For several decades, old fighters have been rigged with remote control capability, so they can be flown without pilots. This way, the old aircraft can be used as targets for air-to-air, or ground-to-air missiles. As far back as the 1970s, such robotic fighters were even successfully used in tests of air-to-air combat operations. All this experience has been used in developing a new generation of robotic combat aircraft. Actually, the first generation of such aircraft will be remotely controlled from the ground, or another aircraft, most of the time. This is possible now because of improvements in communications (especially via satellite links) and sensors (cameras and radars) to give the remote pilots a better sense of where they are.
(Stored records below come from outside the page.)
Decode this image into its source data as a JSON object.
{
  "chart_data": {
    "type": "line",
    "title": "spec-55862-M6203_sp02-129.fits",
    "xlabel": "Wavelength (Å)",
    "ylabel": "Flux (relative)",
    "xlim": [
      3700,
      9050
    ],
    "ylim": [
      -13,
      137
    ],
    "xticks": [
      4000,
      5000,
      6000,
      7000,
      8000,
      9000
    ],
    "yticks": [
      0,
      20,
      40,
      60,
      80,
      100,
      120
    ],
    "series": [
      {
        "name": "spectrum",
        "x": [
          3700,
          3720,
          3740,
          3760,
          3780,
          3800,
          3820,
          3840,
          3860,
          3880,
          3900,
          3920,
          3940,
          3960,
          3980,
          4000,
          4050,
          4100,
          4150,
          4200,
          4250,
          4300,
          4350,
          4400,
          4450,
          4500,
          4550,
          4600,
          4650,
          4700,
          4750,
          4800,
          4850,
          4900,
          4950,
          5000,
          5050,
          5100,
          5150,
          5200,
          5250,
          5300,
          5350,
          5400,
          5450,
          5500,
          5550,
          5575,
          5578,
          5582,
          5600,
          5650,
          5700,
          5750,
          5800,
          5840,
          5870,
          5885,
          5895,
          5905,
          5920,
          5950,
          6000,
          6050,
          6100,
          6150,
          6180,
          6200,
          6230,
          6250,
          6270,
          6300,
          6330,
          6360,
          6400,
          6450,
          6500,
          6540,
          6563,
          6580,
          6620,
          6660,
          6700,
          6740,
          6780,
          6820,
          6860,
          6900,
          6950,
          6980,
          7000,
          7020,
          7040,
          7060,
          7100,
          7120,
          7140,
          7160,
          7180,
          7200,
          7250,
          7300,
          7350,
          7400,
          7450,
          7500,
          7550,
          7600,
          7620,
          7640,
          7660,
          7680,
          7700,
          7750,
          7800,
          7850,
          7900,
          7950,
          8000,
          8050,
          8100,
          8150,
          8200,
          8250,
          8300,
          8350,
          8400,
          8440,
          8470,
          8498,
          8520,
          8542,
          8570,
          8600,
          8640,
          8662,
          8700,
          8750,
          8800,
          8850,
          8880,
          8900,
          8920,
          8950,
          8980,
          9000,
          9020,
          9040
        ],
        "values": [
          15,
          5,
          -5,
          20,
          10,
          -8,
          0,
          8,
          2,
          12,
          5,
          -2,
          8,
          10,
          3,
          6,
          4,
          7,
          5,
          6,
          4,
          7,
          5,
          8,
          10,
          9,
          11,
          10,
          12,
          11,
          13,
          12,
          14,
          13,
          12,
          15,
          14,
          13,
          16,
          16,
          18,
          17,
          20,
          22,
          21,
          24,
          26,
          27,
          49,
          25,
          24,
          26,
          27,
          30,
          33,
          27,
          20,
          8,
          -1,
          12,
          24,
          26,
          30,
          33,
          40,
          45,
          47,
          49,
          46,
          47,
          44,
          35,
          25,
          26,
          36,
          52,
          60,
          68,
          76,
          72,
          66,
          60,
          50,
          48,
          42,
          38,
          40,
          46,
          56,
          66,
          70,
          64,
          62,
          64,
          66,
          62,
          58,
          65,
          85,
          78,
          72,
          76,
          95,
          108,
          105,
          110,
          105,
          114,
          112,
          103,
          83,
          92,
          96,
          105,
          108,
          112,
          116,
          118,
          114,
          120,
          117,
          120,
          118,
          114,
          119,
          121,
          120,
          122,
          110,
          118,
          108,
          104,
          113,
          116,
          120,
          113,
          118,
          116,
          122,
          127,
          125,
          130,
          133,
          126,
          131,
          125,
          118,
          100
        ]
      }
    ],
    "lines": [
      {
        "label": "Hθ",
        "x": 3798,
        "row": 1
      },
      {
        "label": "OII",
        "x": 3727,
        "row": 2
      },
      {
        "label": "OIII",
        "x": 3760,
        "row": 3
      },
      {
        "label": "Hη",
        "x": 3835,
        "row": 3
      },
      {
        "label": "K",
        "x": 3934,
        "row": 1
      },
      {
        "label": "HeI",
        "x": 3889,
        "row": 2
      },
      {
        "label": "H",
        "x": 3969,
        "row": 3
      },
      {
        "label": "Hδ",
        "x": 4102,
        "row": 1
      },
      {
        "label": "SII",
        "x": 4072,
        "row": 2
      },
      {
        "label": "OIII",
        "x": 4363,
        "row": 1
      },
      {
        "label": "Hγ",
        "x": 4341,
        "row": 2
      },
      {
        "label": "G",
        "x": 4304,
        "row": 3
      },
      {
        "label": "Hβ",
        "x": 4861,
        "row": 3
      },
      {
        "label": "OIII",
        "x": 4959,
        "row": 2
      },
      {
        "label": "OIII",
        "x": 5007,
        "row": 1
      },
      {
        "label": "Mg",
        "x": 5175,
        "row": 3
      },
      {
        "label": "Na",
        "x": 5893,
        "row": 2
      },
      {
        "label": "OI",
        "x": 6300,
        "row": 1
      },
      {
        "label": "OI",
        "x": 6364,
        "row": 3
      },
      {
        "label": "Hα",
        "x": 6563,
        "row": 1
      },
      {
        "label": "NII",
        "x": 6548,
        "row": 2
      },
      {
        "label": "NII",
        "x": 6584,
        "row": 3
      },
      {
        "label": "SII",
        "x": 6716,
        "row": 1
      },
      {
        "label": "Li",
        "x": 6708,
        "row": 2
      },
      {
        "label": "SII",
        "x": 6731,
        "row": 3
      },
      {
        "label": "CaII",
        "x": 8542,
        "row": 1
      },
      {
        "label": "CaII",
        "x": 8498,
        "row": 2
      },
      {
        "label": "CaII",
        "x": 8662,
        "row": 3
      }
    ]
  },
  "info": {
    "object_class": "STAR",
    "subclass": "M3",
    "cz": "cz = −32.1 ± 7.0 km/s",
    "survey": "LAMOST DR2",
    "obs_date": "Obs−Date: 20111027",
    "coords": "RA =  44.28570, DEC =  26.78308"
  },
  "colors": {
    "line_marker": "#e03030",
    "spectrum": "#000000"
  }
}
This "situational awareness" is essential for air combat. It is not as essential for delivering the current generation of smart bombs (especially the GPS guided bombs.) Thus UAVs are already being used for bombing missions.
But new advances in flight control software, and sensors (more of them, cheaper and with better capabilities), make it possible to build robotic fighters, and bombers that can operate by themselves. Such capabilities already exist, as current flight control software will act to protect the aircraft if communications is lost with the human controller. Actually, robotic bombers have been around for half a century, they're called cruise missiles. Before the Tomahawk was developed, the navy had several pilotless aircraft designed to deliver nuclear weapons all by themselves. But the new generation of robotic (as opposed to remotely controlled) bombers will receive their orders, and then be sent off to do the job (with a human flight commander observing it all remotely, ready to abort anything not going according to plan.
The in-flight refueling is necessary because unmanned, as well as manned, aircraft can carry more weapons if they can refuel during the mission. For UAVs, such refueling enables these aircraft to stay in the air for days at a time. That's what UAVs are built for. Since fighter pilots have to sleep, and their aircraft are not built for round-the-clock missions, UAVs have a major edge.